Perfect.
I crossed the boardwalk, the wind slicing at my jacket. The admin building rose just ahead—gray concrete, tinted windows, the kind of architecture designed by someone deeply committed to misery.
The spotter didn’t follow.
Not yet.
Good. One problem at a time.
“Opening the stairwell,” I murmured.
“Copy,” Alphabet said.
I tugged the door. It gave.
Empty.
I slipped inside and let it close behind me, the sound swallowed by concrete walls and humming fluorescent lights.
Showtime.
And if the spotter had friends? If this place wasn’t as ordinary as it pretended to be?
Then this was the moment everything cracked open.
The stairwell smelled like dust and rusted metal—the kind of place janitors avoided and security forgot existed. Perfect. I took the steps two at a time, listening for footsteps above or below. Nothing. Just the thrum of HVAC and the distant bellow of cargo haulers outside.
Alphabet guided me soft in my ear. “Top of the stairs. Door opens into the west end of the control room. Two workstations, one break table. No heat signatures on the thermal ping from twenty seconds ago.”
“Copy.”
Thermal ping, my ass—he was probably using a hacked port building blueprint from 2004 and vibes. But Alphabet’s vibes were usually terrifyingly accurate.
At the top landing, I cracked the metal door open an inch.
Voices.
Two of them.
Close.
My pulse ticked once, not out of fear—just calibrating.
Alphabet hissed, “That’s new. Hold.”
The voices came clearer through the crack. One male. One female. Both bored. Both complaining about the morning cold and whose turn it was to refill the sugar packets.
Civilian port workers. Not cartel. Not security.
I could work with bored.
I pushed the door open like a man who absolutely belonged there.
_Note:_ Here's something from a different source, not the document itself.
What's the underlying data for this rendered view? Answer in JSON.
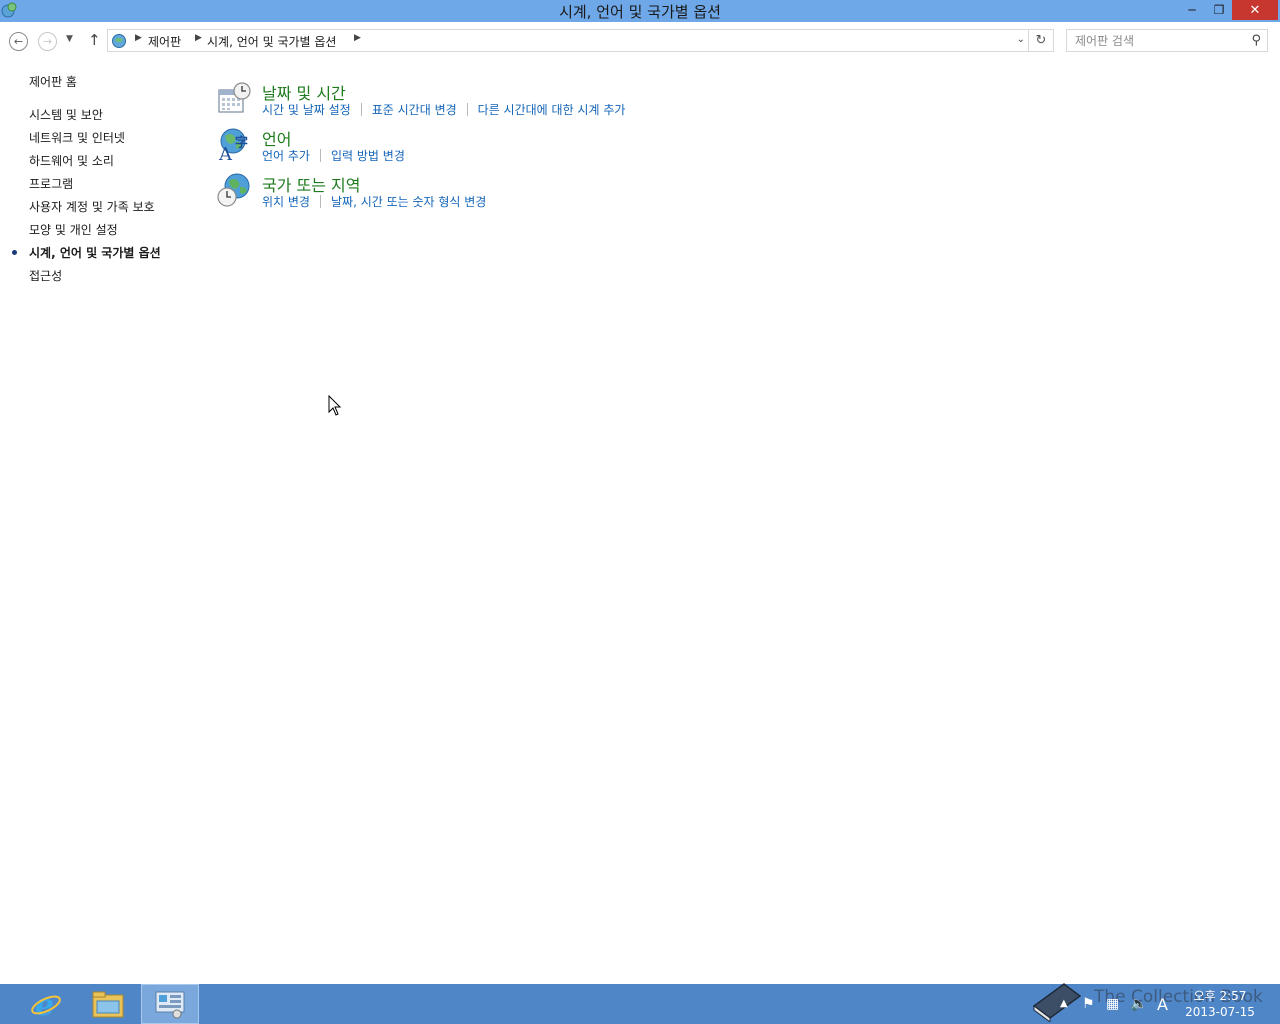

The woman glanced up from her coffee. The man was elbow-deep in a vending machine, trying to shake loose a stuck bag of chips. Neither looked alarmed. Good.
“Oh—hey,” the woman said. “Can we help you?”
I plastered on my best sheepish grin. “Uh… yeah. I’m supposed to drop off disks from the visitor center. Some… PR thing.” I patted my camera bag. “They told me someone up here handles the media archive?”